The power generation device according to claim 3, wherein vibration systems of the respective power generation elements are set to different natural frequencies because the elastic coefficients of the bridge portions are different.
The power generating apparatus according to claim 3, wherein the bridge portions of the power generating elements are alternately fixed to opposing inner wall surfaces of the support frame portion and extend parallel to each other on the same plane.
The power generation device according to claim 1, wherein the vibration systems of the power generation elements are physically connected to each other so that one vibration can be transmitted to the other.
The power generation apparatus according to claim 7, wherein the respective weight systems of the respective vibration systems are connected to each other by a coupling body.

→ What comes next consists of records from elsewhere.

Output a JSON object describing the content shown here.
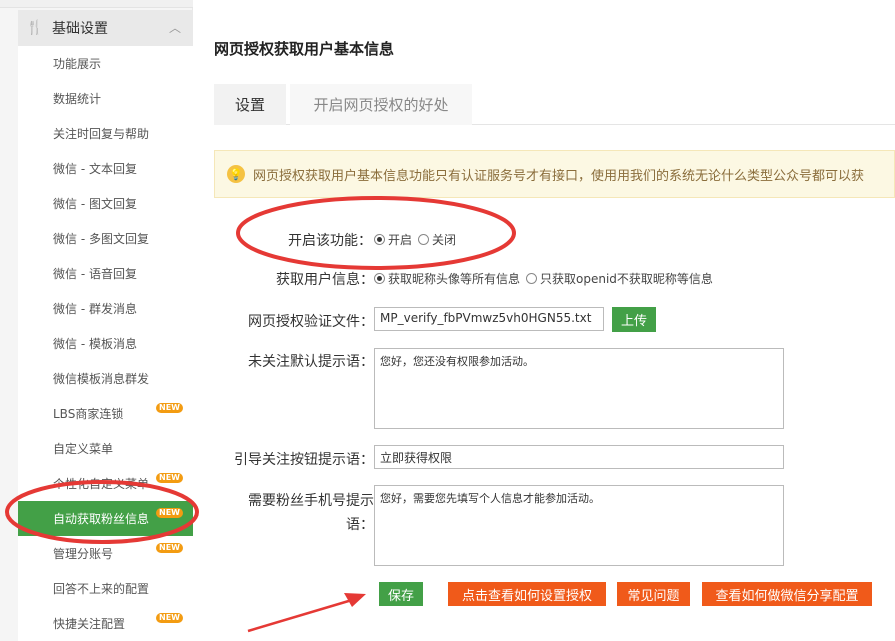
{
  "sidebar": {
    "header_label": "基础设置",
    "items": [
      {
        "label": "功能展示",
        "new": false
      },
      {
        "label": "数据统计",
        "new": false
      },
      {
        "label": "关注时回复与帮助",
        "new": false
      },
      {
        "label": "微信 - 文本回复",
        "new": false
      },
      {
        "label": "微信 - 图文回复",
        "new": false
      },
      {
        "label": "微信 - 多图文回复",
        "new": false
      },
      {
        "label": "微信 - 语音回复",
        "new": false
      },
      {
        "label": "微信 - 群发消息",
        "new": false
      },
      {
        "label": "微信 - 模板消息",
        "new": false
      },
      {
        "label": "微信模板消息群发",
        "new": false
      },
      {
        "label": "LBS商家连锁",
        "new": true
      },
      {
        "label": "自定义菜单",
        "new": false
      },
      {
        "label": "个性化自定义菜单",
        "new": true
      },
      {
        "label": "自动获取粉丝信息",
        "new": true,
        "active": true
      },
      {
        "label": "管理分账号",
        "new": true
      },
      {
        "label": "回答不上来的配置",
        "new": false
      },
      {
        "label": "快捷关注配置",
        "new": true
      }
    ],
    "new_badge": "NEW"
  },
  "main": {
    "title": "网页授权获取用户基本信息",
    "tabs": [
      "设置",
      "开启网页授权的好处"
    ],
    "tip": "网页授权获取用户基本信息功能只有认证服务号才有接口，使用用我们的系统无论什么类型公众号都可以获"
  },
  "form": {
    "enable_label": "开启该功能：",
    "enable_on": "开启",
    "enable_off": "关闭",
    "userinfo_label": "获取用户信息：",
    "userinfo_opt1": "获取昵称头像等所有信息",
    "userinfo_opt2": "只获取openid不获取昵称等信息",
    "verify_label": "网页授权验证文件：",
    "verify_value": "MP_verify_fbPVmwz5vh0HGN55.txt",
    "upload_label": "上传",
    "unfollow_label": "未关注默认提示语：",
    "unfollow_value": "您好，您还没有权限参加活动。",
    "guide_label": "引导关注按钮提示语：",
    "guide_value": "立即获得权限",
    "phone_label_line1": "需要粉丝手机号提示",
    "phone_label_line2": "语：",
    "phone_value": "您好，需要您先填写个人信息才能参加活动。"
  },
  "actions": {
    "save": "保存",
    "howto_auth": "点击查看如何设置授权",
    "faq": "常见问题",
    "howto_share": "查看如何做微信分享配置"
  },
  "colors": {
    "accent_green": "#43a047",
    "accent_orange": "#f05a1a",
    "annotation_red": "#e53935"
  }
}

A power generation element that generates power by converting mechanical vibration energy into electrical energy,
A flexible bridge section having a longitudinal axis,
A support frame portion to which a base end portion of the bridge portion is fixed;
A weight body which is continuous with the tip of the longitudinal axis of the bridge portion and is bent at the base end side of the bridge portion at a predetermined interval;
A piezoelectric element fixed at a predetermined position where expansion and contraction deformation of the surface of the bridge portion occurs;
And a plurality of electrodes fixed to the piezoelectric element and outputting charges generated in the piezoelectric element;
The center of gravity of the weight body is located on an axis parallel to the longitudinal axis at predetermined intervals with respect to the longitudinal axis.
The weight body is fixed to a weight body supporting portion located in parallel with the bridge portion at a predetermined interval, and a center of gravity of the weight body is located at a predetermined distance from a center of the bridge portion. The power generation element according to claim 9.
The bridge portion and the weight body support portion are formed of the same plate material, a piezoelectric material layer is stacked on one surface of the bridge portion and the weight body support portion, and the weight body is formed on the other surface. The power generation element according to claim 9, wherein the projected shapes of the layer formed of the bridge portion and the weight body support portion, the piezoelectric material layer, and the weight body in the stacking direction are the same.